Robusto sait tout faire :
mettre le couvert,
débarrasser la table,
cirer les chaussures,
ranger une chambre en un clin d’œil…
Il est vraiment EX-TRA-OR-DI-NAI-RE.
Il vit dans une petite ville,
bâtie au bord de la rivière Brille,
et il chantonne sans arrêt :
« Je suis un petit robot.
Je m’appelle Robusto.
Je suis extraordinaire
car je sais presque tout faire ! »
Un jour, il rencontre deux enfants :
Sonia et son petit frère Florian.
« Viens avec nous, dit Sonia.
- On va te montrer nos jouets », ajoute Florian.
Ces deux enfants ont l’air si coquin
que Robusto les suit : hop… hop… hop ! en sautillant.
Florian et Sonia n’aiment pas mettre le couvert,
débarrasser la table,
cirer les chaussures
et encore moins ranger leur chambre !
Leur maman se met sans arrêt en colère…
mais les deux enfants n’obéissent jamais .
Depuis son arrivée dans la maison,
Robusto observe Sonia et Florian.
Le soir même, il leur propose quelque chose :
« J’ai peut-être une idée…
Trouvez-moi une cachette
et je vous aiderai à faire tout ce que vous détestez. »
Sonia et Florian n’en reviennent pas :
« Tu pourrais mettre le couvert à notre place ?
demande la petite fille.
- Evidemment ! dit Robusto.
- Tu saurais débarrasser la table
- sans laisser de miette sur le plancher ? s’étonne Florian.
- Evidemment ! dit Robusto.
- Tu cirerais les tennis blanches
- sans étaler du cirage sur le carrelage de la cuisine ? s’écrie Sonia.
- Evidemment ! dit Robusto.
- Tu serais capable de ranger notre chambre
- en un clin d’œil et de faire nos deux lits ?
- s’exclame le petit garçon.
- Evidemment ! dit Robusto.
- Mais il faudra m’aider quand même un petit peu. »
Florian et sa sœur se mettent à danser.
Ils sautent de joie.
Bien sûr qu’ils aideront le drôle de robot !

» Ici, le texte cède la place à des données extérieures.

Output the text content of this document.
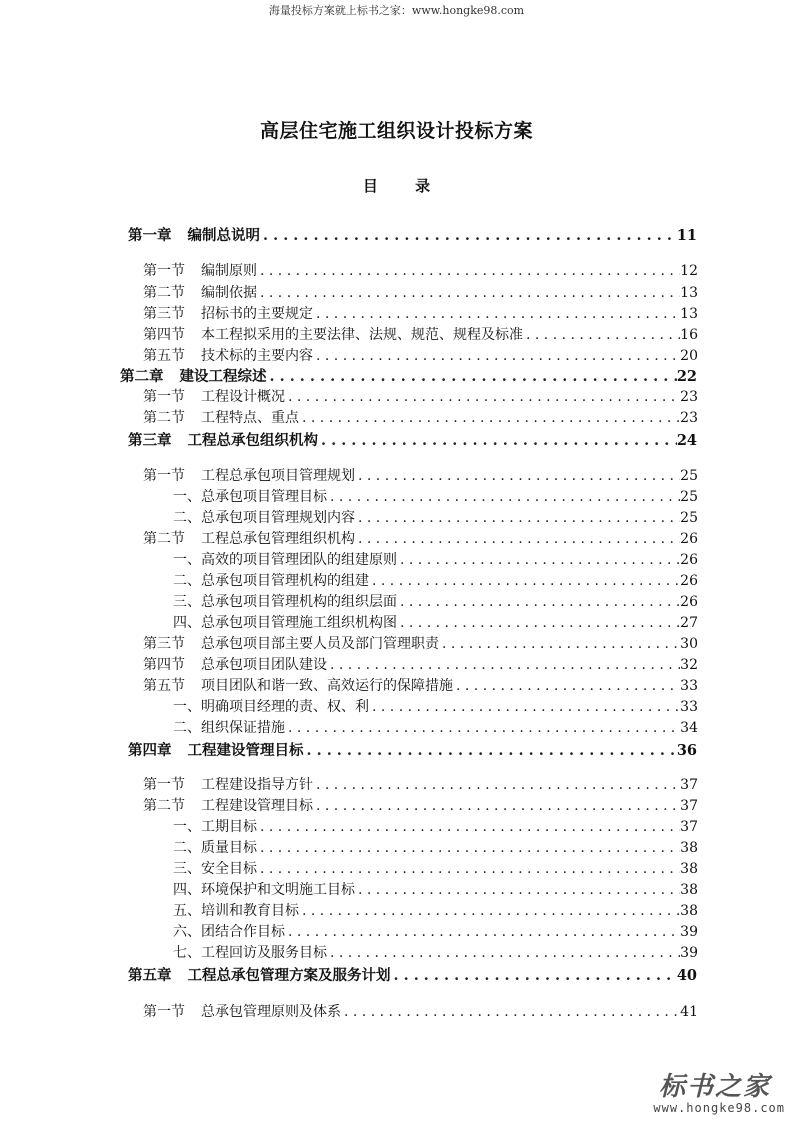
海量投标方案就上标书之家：www.hongke98.com
高层住宅施工组织设计投标方案
目 录
第一章	编制总说明 . . .	11
第一节	编制原则 . . .	12
第二节	编制依据 . . .	13
第三节	招标书的主要规定 . . .	13
第四节	本工程拟采用的主要法律、法规、规范、规程及标准 . . .	16
第五节	技术标的主要内容 . . .	20
第二章	建设工程综述 . . .	22
第一节	工程设计概况 . . .	23
第二节	工程特点、重点 . . .	23
第三章	工程总承包组织机构 . . .	24
第一节	工程总承包项目管理规划 . . .	25
一、总承包项目管理目标 . . .	25
二、总承包项目管理规划内容 . . .	25
第二节	工程总承包管理组织机构 . . .	26
一、高效的项目管理团队的组建原则 . . .	26
二、总承包项目管理机构的组建 . . .	26
三、总承包项目管理机构的组织层面 . . .	26
四、总承包项目管理施工组织机构图 . . .	27
第三节	总承包项目部主要人员及部门管理职责 . . .	30
第四节	总承包项目团队建设 . . .	32
第五节	项目团队和谐一致、高效运行的保障措施 . . .	33
一、明确项目经理的责、权、利 . . .	33
二、组织保证措施 . . .	34
第四章	工程建设管理目标 . . .	36
第一节	工程建设指导方针 . . .	37
第二节	工程建设管理目标 . . .	37
一、工期目标 . . .	37
二、质量目标 . . .	38
三、安全目标 . . .	38
四、环境保护和文明施工目标 . . .	38
五、培训和教育目标 . . .	38
六、团结合作目标 . . .	39
七、工程回访及服务目标 . . .	39
第五章	工程总承包管理方案及服务计划 . . .	40
第一节	总承包管理原则及体系 . . .	41
标书之家
www.hongke98.com
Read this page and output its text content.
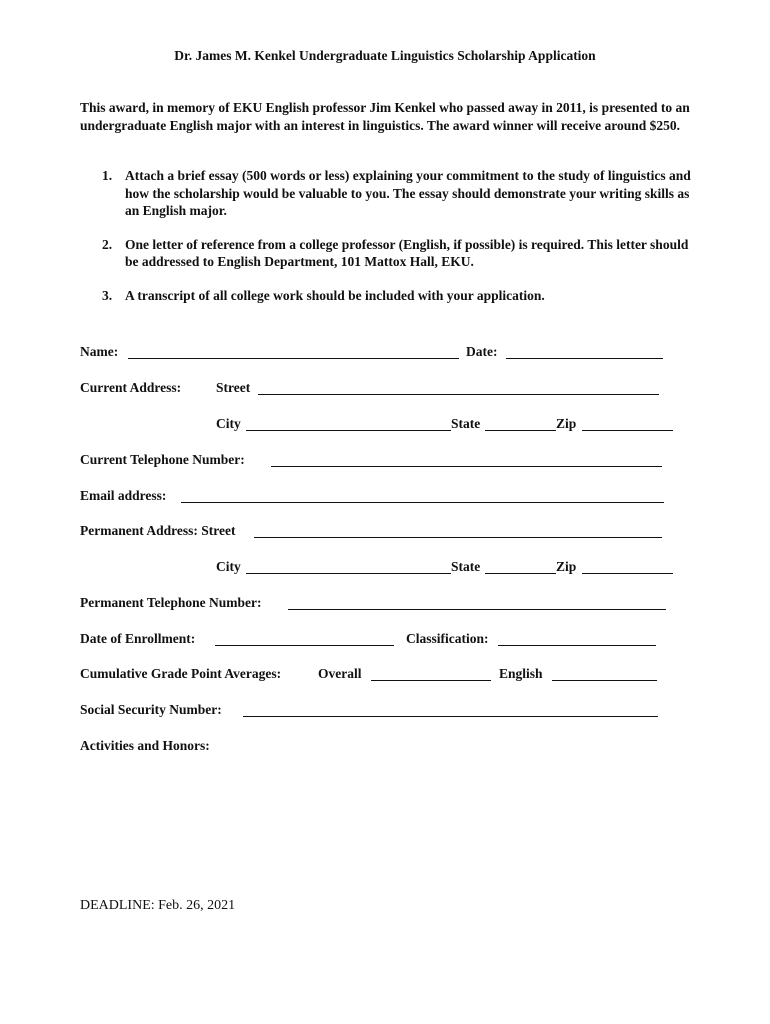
Dr. James M. Kenkel Undergraduate Linguistics Scholarship Application
This award, in memory of EKU English professor Jim Kenkel who passed away in 2011, is presented to an undergraduate English major with an interest in linguistics. The award winner will receive around $250.
1. Attach a brief essay (500 words or less) explaining your commitment to the study of linguistics and how the scholarship would be valuable to you. The essay should demonstrate your writing skills as an English major.
2. One letter of reference from a college professor (English, if possible) is required. This letter should be addressed to English Department, 101 Mattox Hall, EKU.
3. A transcript of all college work should be included with your application.
Name:	Date:
Current Address:	Street
City	State	Zip
Current Telephone Number:
Email address:
Permanent Address: Street
City	State	Zip
Permanent Telephone Number:
Date of Enrollment:	Classification:
Cumulative Grade Point Averages:	Overall	English
Social Security Number:
Activities and Honors:
DEADLINE: Feb. 26, 2021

« Promis, juré ! Promis, juré ! »
Ils sont si contents
qu’ils découvrent une super cachette
où personne ne viendra dénicher Robusto.
À partir de ce jour-là,
le robot extraordinaire installe sa chambre
tout au fond du placard du couloir,
derrière l’aspirateur à trois moteurs.
Quand la maman de Sonia et de Florian
n’est pas dans les parages,
il sort sans bruit de sa cachette : hop… hop… hop !
ZIP… il met le couvert !
ZOUP… il ne cire pas seulement les tennis blanches,
mais toutes les chaussures de la maison !
ZAP… il range la montagne de jouets,
accumulés dans la chambre des enfants
en chantonnant :
« Je suis un petit robot.
Je m’appelle Robusto.
Je suis extraordinaire
car je sais presque tout faire ! »
Oui, il range la chambre.
Mais il la range vraiment.
Il ne se contente pas d’entasser des objets dans un coffre,
de pousser les livres sous les lits superposés
ou de cacher des trésors dans la boîte à chaussettes.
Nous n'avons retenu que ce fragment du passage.